A looping animation shows two tables side by side and the result of a semi join. The left table (x) has keys 1 (red), 2 (blue), 3 (green) paired with x1, x2, x3. The right table (y) has keys 1 (red), 2 (blue), 4 (purple) paired with y1, y2, y4. Matching key rows (1 and 2) are connected. The resulting output table includes only the rows from the left table that have matches in the right table: key 1 with x1 and key 2 with x2. The left row with key 3 is dropped, and no new columns from y are shown.

© Garrick Aden-Buie

Suppose we wanted to only keep countries in Table 2 that were also present in Table 1. We could do this using a semi-join:

semi_join(x = table2, 
          y = table1, 
          by = "country")
# A tibble: 12 × 4
   country      year type            count
   <chr>       <dbl> <chr>           <dbl>
 1 Afghanistan  1999 cases             745
 2 Afghanistan  1999 population   19987071
 3 Afghanistan  2000 cases            2666
 4 Afghanistan  2000 population   20595360
 5 Brazil       1999 cases           37737
 6 Brazil       1999 population  172006362
 7 Brazil       2000 cases           80488
 8 Brazil       2000 population  174504898
 9 China        1999 cases          212258
10 China        1999 population 1272915272
11 China        2000 cases          213766
12 China        2000 population 1280428583

Notice that since Table 2 and Table 1 both contain the same countries the resulting dataset (where the matches were kept) is the same as the original Table 2.

A anti_join() keeps rows in x that do not have a match in y. Notice that the resulting dataset is a modification of the original x dataset—nothing from y has been added to x!

Tip

You can think of this as a relative of the filter_out() function, which is a better tool for negating a filter statement (e.g., filter(! day %in% c("Mon", "Tues", "Wed"))).

A looping animation shows two tables being compared under an ‘anti join’ operation. The left table has keys 1 (red), 2 (blue), 3 (green) paired with values x1, x2, x3. The right table has keys 1 (red), 2 (blue), and 4 (purple) paired with values y1, y2, y4. Lines indicate matching keys (1 and 2). The resulting table on the right contains only the rows from the left table that do not have a match in the right: key 3 with x3 (green).

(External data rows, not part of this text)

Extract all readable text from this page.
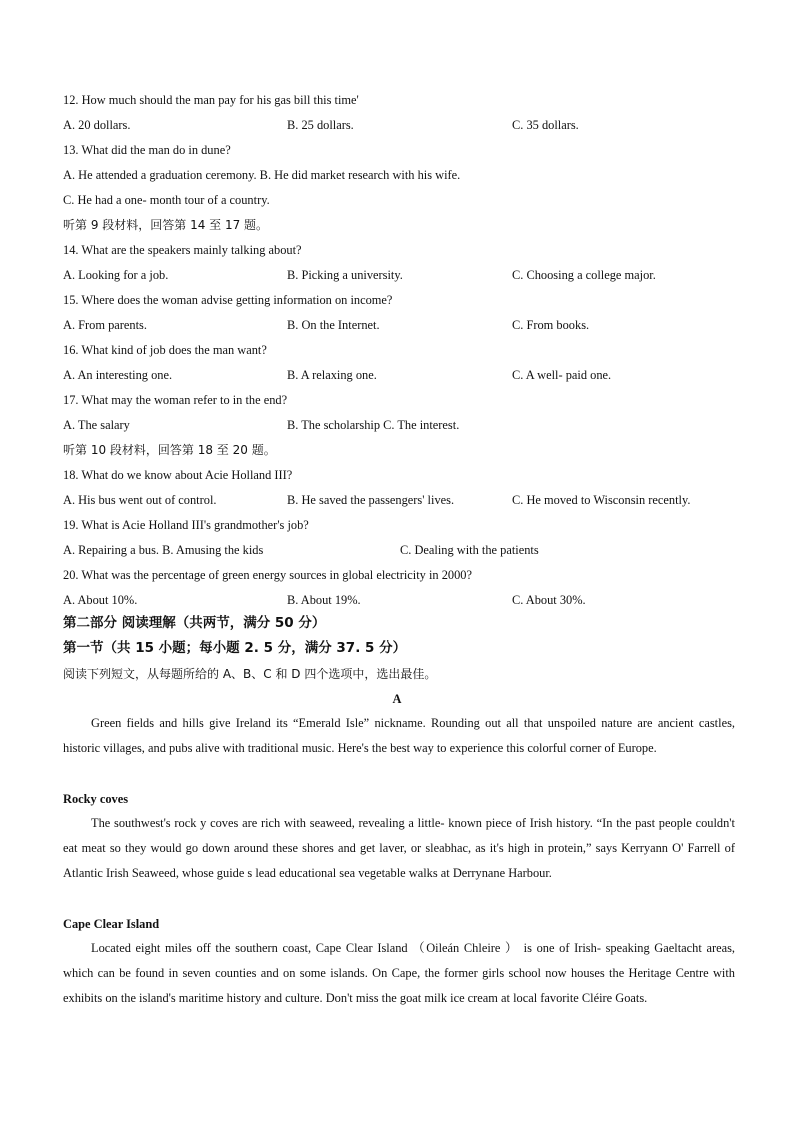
12. How much should the man pay for his gas bill this time'
A. 20 dollars.	B. 25 dollars.	C. 35 dollars.
13. What did the man do in dune?
A. He attended a graduation ceremony. B. He did market research with his wife.
C. He had a one- month tour of a country.
听第 9 段材料，回答第 14 至 17 题。
14. What are the speakers mainly talking about?
A. Looking for a job.	B. Picking a university.	C. Choosing a college major.
15. Where does the woman advise getting information on income?
A. From parents.	B. On the Internet.	C. From books.
16. What kind of job does the man want?
A. An interesting one.	B. A relaxing one.	C. A well- paid one.
17. What may the woman refer to in the end?
A. The salary	B. The scholarship C. The interest.
听第 10 段材料，回答第 18 至 20 题。
18. What do we know about Acie Holland III?
A. His bus went out of control.	B. He saved the passengers' lives.	C. He moved to Wisconsin recently.
19. What is Acie Holland III's grandmother's job?
A. Repairing a bus. B. Amusing the kids	C. Dealing with the patients
20. What was the percentage of green energy sources in global electricity in 2000?
A. About 10%.	B. About 19%.	C. About 30%.
第二部分 阅读理解（共两节，满分 50 分）
第一节（共 15 小题；每小题 2. 5 分，满分 37. 5 分）
阅读下列短文，从每题所给的 A、B、C 和 D 四个选项中，选出最佳。
A
Green fields and hills give Ireland its “Emerald Isle” nickname. Rounding out all that unspoiled nature are ancient castles, historic villages, and pubs alive with traditional music. Here's the best way to experience this colorful corner of Europe.
Rocky coves
The southwest's rock y coves are rich with seaweed, revealing a little- known piece of Irish history. “In the past people couldn't eat meat so they would go down around these shores and get laver, or sleabhac, as it's high in protein,” says Kerryann O' Farrell of Atlantic Irish Seaweed, whose guide s lead educational sea vegetable walks at Derrynane Harbour.
Cape Clear Island
Located eight miles off the southern coast, Cape Clear Island （Oileán Chleire ） is one of Irish- speaking Gaeltacht areas, which can be found in seven counties and on some islands. On Cape, the former girls school now houses the Heritage Centre with exhibits on the island's maritime history and culture. Don't miss the goat milk ice cream at local favorite Cléire Goats.
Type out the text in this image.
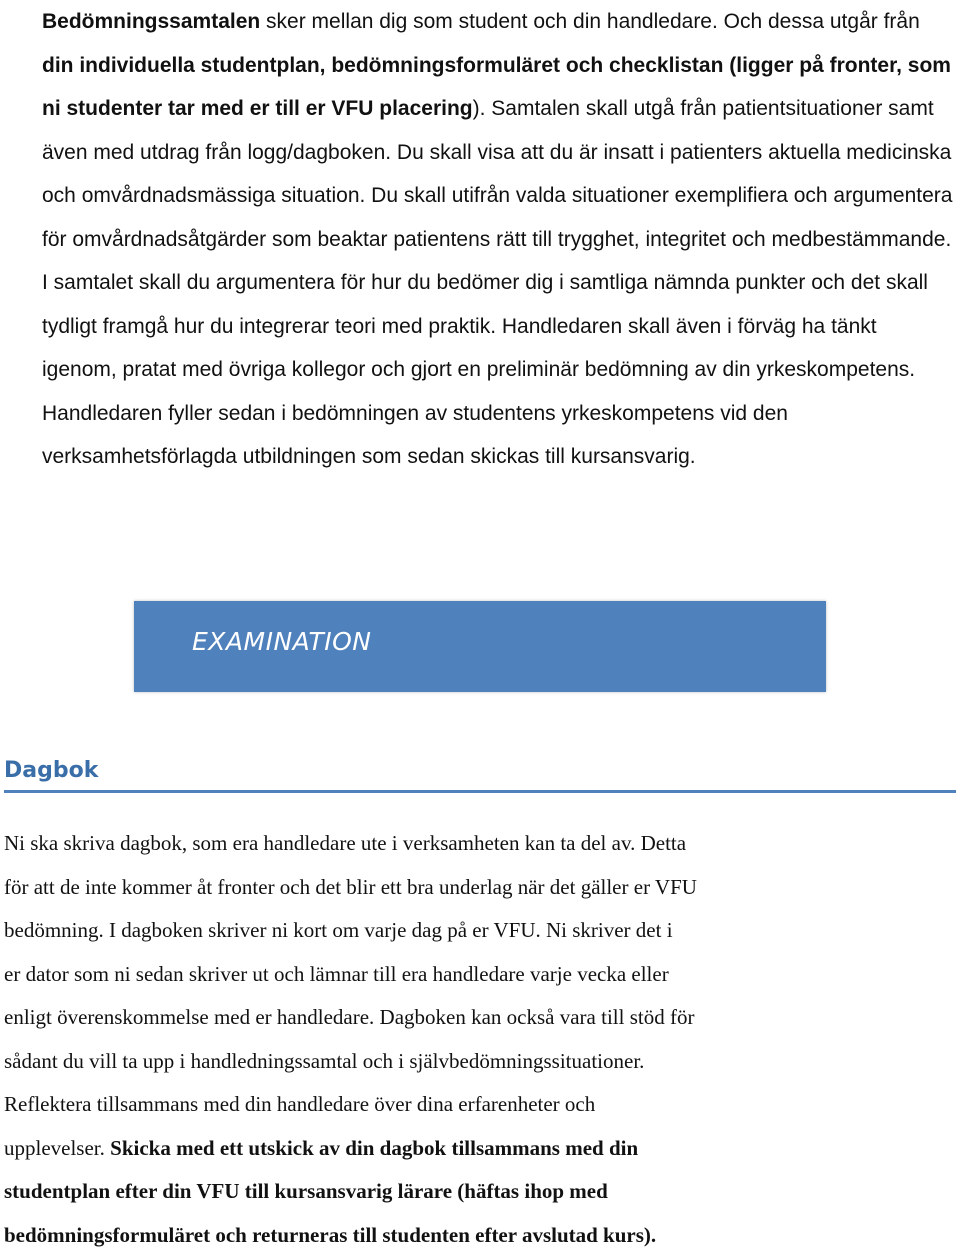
Bedömningssamtalen sker mellan dig som student och din handledare. Och dessa utgår från din individuella studentplan, bedömningsformuläret och checklistan (ligger på fronter, som ni studenter tar med er till er VFU placering). Samtalen skall utgå från patientsituationer samt även med utdrag från logg/dagboken. Du skall visa att du är insatt i patienters aktuella medicinska och omvårdnadsmässiga situation. Du skall utifrån valda situationer exemplifiera och argumentera för omvårdnadsåtgärder som beaktar patientens rätt till trygghet, integritet och medbestämmande. I samtalet skall du argumentera för hur du bedömer dig i samtliga nämnda punkter och det skall tydligt framgå hur du integrerar teori med praktik. Handledaren skall även i förväg ha tänkt igenom, pratat med övriga kollegor och gjort en preliminär bedömning av din yrkeskompetens. Handledaren fyller sedan i bedömningen av studentens yrkeskompetens vid den verksamhetsförlagda utbildningen som sedan skickas till kursansvarig.
EXAMINATION
Dagbok
Ni ska skriva dagbok, som era handledare ute i verksamheten kan ta del av. Detta
för att de inte kommer åt fronter och det blir ett bra underlag när det gäller er VFU
bedömning. I dagboken skriver ni kort om varje dag på er VFU. Ni skriver det i
er dator som ni sedan skriver ut och lämnar till era handledare varje vecka eller
enligt överenskommelse med er handledare. Dagboken kan också vara till stöd för
sådant du vill ta upp i handledningssamtal och i självbedömningssituationer.
Reflektera tillsammans med din handledare över dina erfarenheter och
upplevelser. Skicka med ett utskick av din dagbok tillsammans med din
studentplan efter din VFU till kursansvarig lärare (häftas ihop med
bedömningsformuläret och returneras till studenten efter avslutad kurs).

Keys 1 and 2 are excluded because they have matches in the right table.

© Garrick Aden-Buie

Suppose we wanted to filter out countries in Table 2 that were also present in Table 1. We could do this using an anti-join:

anti_join(x = table2, 
          y = table1, 
          by = "country")
# A tibble: 0 × 4
# ℹ 4 variables: country <chr>, year <dbl>, type <chr>, count <dbl>

Notice that since Table 2 and Table 1 both contain the same countries the resulting dataset (where the matches were filtered out) is empty.